Another area of study builds on his earlier WAS research when he discovered the immune deficiency was associated with defects in regulatory T-cells, which lower inflammation. Dr. Snapper’s team was the first to explore whether increasing the number of these regulatory T-cells could benefit patients with IBD, and early results are promising.

His team demonstrated that low doses of IL2 could expand regulatory T-cells in people with moderate-to-severe ulcerative colitis, leading to improvements in their condition. Now he is studying this pathway in Crohn’s disease. He has identified biomarkers to predict response to IL2 therapy – another first – potentially making a new precision medicine approach possible.

Pivotal to Dr. Snapper’s career achievements was guidance from a college friend initially, and then advice shared by several mentors, who suggested he consider combining research with his interest in medicine.  This advice changed Dr. Snapper’s trajectory from a doctor to a physician-scientist. As he works with young physician scientists, he aims to instill the same enthusiasm for science that his early mentors inspired in him.

“I try to help my mentees see the excitement in science and guide them so they can flourish and change the world.”

As the principal investigator of a National Institutes of Health training grant funded for 40 years and having mentored more than 30 graduate or post-doctoral fellows at Harvard, training future leaders in the field of IBD is a priority for Dr.

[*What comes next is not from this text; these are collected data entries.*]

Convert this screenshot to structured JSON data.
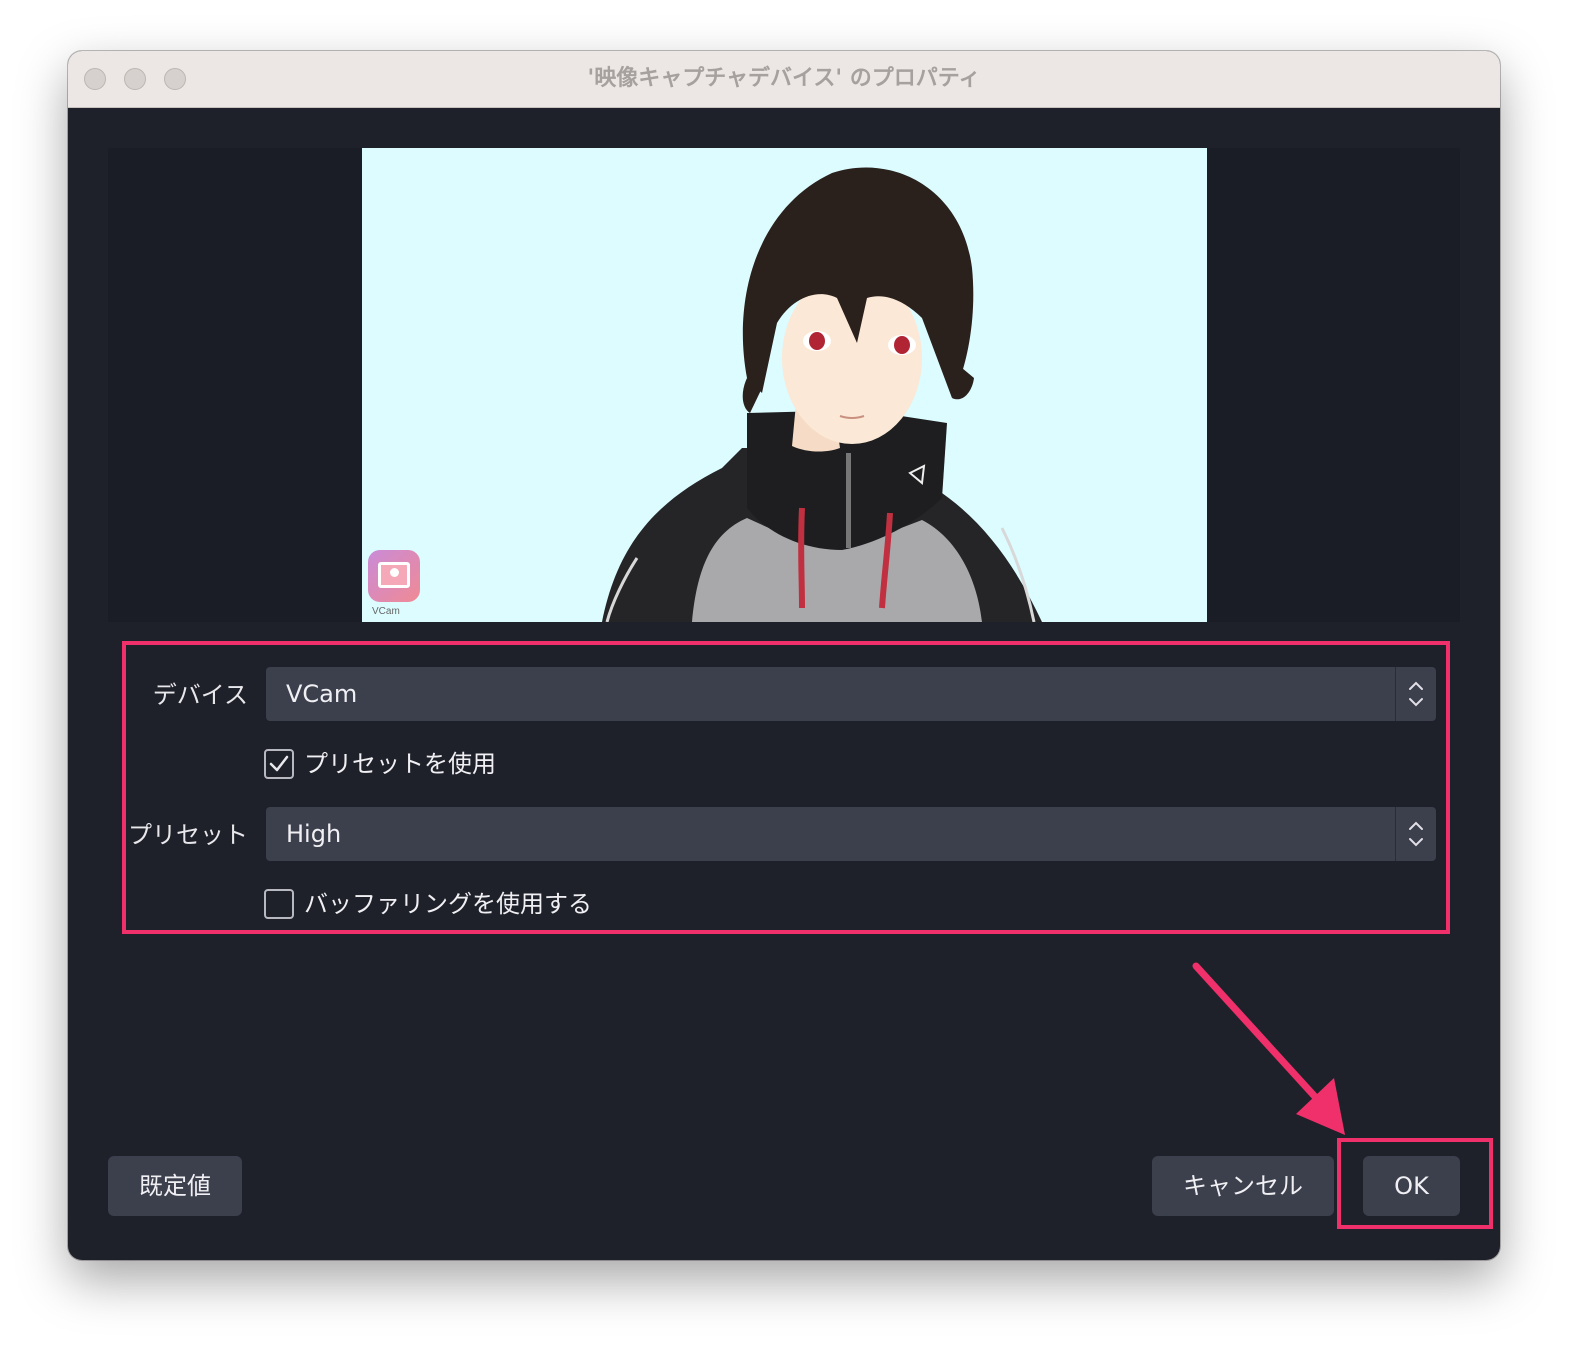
{
  "window": {
    "title": "'映像キャプチャデバイス' のプロパティ"
  },
  "preview": {
    "watermark_label": "VCam"
  },
  "form": {
    "device_label": "デバイス",
    "device_value": "VCam",
    "use_preset_label": "プリセットを使用",
    "use_preset_checked": true,
    "preset_label": "プリセット",
    "preset_value": "High",
    "use_buffering_label": "バッファリングを使用する",
    "use_buffering_checked": false
  },
  "buttons": {
    "defaults": "既定値",
    "cancel": "キャンセル",
    "ok": "OK"
  },
  "colors": {
    "highlight": "#f0306a",
    "window_bg": "#1f212a",
    "control_bg": "#3c3f4c"
  },
  "icons": {
    "traffic_close": "close-icon",
    "traffic_minimize": "minimize-icon",
    "traffic_maximize": "maximize-icon",
    "select_arrows": "updown-chevron-icon",
    "checkmark": "checkmark-icon",
    "vcam_logo": "vcam-logo-icon",
    "annotation_arrow": "arrow-icon"
  }
}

Snapper.

A notable example of the impact of his mentorship is a discovery involving IL12 and IL23. While working with his mentee, Dr. Lauren Collen, to help one particularly sick child, they searched but were unable to find a genetic driver. They decided to try a medicine that blocks IL12/23, and the child, who had been hospitalized for more than a month, got better overnight.

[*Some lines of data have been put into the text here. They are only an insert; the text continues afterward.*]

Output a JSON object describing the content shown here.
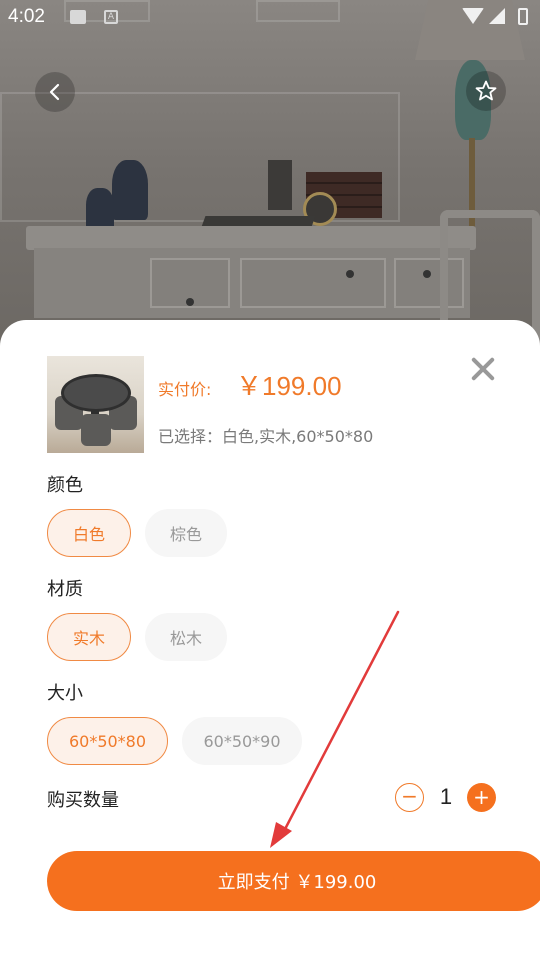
{
  "status_bar": {
    "time": "4:02",
    "a_badge": "A"
  },
  "product": {
    "price_label": "实付价:",
    "price_value": "￥199.00",
    "selected_text": "已选择：白色,实木,60*50*80"
  },
  "options": {
    "color": {
      "title": "颜色",
      "values": [
        "白色",
        "棕色"
      ],
      "selected": "白色"
    },
    "material": {
      "title": "材质",
      "values": [
        "实木",
        "松木"
      ],
      "selected": "实木"
    },
    "size": {
      "title": "大小",
      "values": [
        "60*50*80",
        "60*50*90"
      ],
      "selected": "60*50*80"
    }
  },
  "quantity": {
    "label": "购买数量",
    "value": "1",
    "minus": "−",
    "plus": "+"
  },
  "pay_button": {
    "label": "立即支付 ￥199.00"
  },
  "colors": {
    "accent": "#f5701e",
    "accent_text": "#f07a2a",
    "chip_selected_bg": "#fdf1e9",
    "annotation_arrow": "#e23b3b"
  }
}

They then looked for increased IL12/23 signaling in their other patients and found more who benefited similarly from the medicine. In the process, they may have identified biomarkers for response to IL12/23 blockade, which have the potential to help guide treatment more broadly for IBD patients.

“When I started out, I had a dream of doing basic science to ultimately help people. I hoped it would benefit the patients I see, but that wasn’t a certainty. Now, when I’m able to directly translate my lab research to help a patient, it’s just extraordinary.”

As Dr. Snapper looks to the future, he is hopeful that the therapeutic approaches he is investigating and the biomarkers he’s identified will expand the precision medicine toolbox available to IBD providers. He believes technological advances will make even more breakthroughs possible for patients.

From artificial intelligence and advanced molecular technologies to help identify subtypes of IBD, enabling more precise treatments and potentially disease interception, Dr. Snapper remains optimistic that further progress in genetic engineering, adding protective components to a patient’s immune or intestinal cells, will open doors for both treatment and prevention.